Acute myeloid leukemia (AML) comprises 15%-20% of childhood acute leukemia cases. The long-term disease free survival (DFS) in childhood AML is poor with standard chemotherapy alone. Early intensive chemotherapy is generally regarded to be necessary for achieving high complete remission (CR) rates. Recent experience has shown that incorporation of early intensification with high-dose melphalan conditioning and autologous bone marrow transplantation (BMT) during the first remission significantly improves long-term DFS in children with AML. In this article, we report the use of autologous BMT for treatment of a three-and-half year old child with acute promyelocytic leukemia (APL or M3) in second remission.

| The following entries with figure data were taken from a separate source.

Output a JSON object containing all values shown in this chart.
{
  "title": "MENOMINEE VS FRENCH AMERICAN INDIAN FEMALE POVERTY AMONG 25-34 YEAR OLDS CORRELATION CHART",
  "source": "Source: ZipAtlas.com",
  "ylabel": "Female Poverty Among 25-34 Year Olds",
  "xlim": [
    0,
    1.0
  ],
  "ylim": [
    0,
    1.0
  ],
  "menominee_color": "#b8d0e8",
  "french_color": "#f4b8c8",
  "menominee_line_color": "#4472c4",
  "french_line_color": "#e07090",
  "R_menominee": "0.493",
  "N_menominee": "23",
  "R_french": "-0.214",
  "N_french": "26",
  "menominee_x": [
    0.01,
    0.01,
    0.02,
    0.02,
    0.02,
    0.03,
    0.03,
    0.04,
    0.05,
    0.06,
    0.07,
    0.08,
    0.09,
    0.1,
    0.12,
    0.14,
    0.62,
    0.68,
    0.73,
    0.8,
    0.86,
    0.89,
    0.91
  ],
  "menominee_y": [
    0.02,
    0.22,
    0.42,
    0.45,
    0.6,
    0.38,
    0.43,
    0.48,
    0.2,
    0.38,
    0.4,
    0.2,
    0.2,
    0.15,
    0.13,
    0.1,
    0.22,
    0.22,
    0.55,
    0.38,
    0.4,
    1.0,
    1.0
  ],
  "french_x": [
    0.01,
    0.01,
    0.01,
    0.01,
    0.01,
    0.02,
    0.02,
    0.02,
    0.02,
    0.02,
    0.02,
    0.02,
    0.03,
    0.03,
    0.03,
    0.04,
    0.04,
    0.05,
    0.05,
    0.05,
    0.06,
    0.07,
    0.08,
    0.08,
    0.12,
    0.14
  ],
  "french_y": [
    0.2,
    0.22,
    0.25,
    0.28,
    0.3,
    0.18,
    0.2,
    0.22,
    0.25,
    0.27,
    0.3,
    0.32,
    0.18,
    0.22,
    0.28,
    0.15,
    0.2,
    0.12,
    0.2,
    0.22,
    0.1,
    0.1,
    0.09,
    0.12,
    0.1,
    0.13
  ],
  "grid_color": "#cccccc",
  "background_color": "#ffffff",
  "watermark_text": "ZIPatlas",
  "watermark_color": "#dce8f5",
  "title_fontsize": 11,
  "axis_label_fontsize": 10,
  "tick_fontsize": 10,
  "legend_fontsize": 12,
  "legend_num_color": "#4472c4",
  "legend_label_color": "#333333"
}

The patient was conditioned with high-dose melphalan of 180 mg/kg prior to bone marrow reinfusion. A total of 4.0 x 10(7)/kg mononuclear cells and 1.07 x 10(5)/kg granulomonocytic colony forming units (CFU-GM) were infused. Haematopoietic stem cells were enriched by almost 20-fold after the separation and cryopreservation procedures. Haematological recovery was achieved four-and-a-half weeks post-BMT. She has remained in complete remission 18 months after transplantation. Our experience in this patient indicates that this procedure can be used in second remission and it may provide a better alternative for the management of childhood AML in Singapore.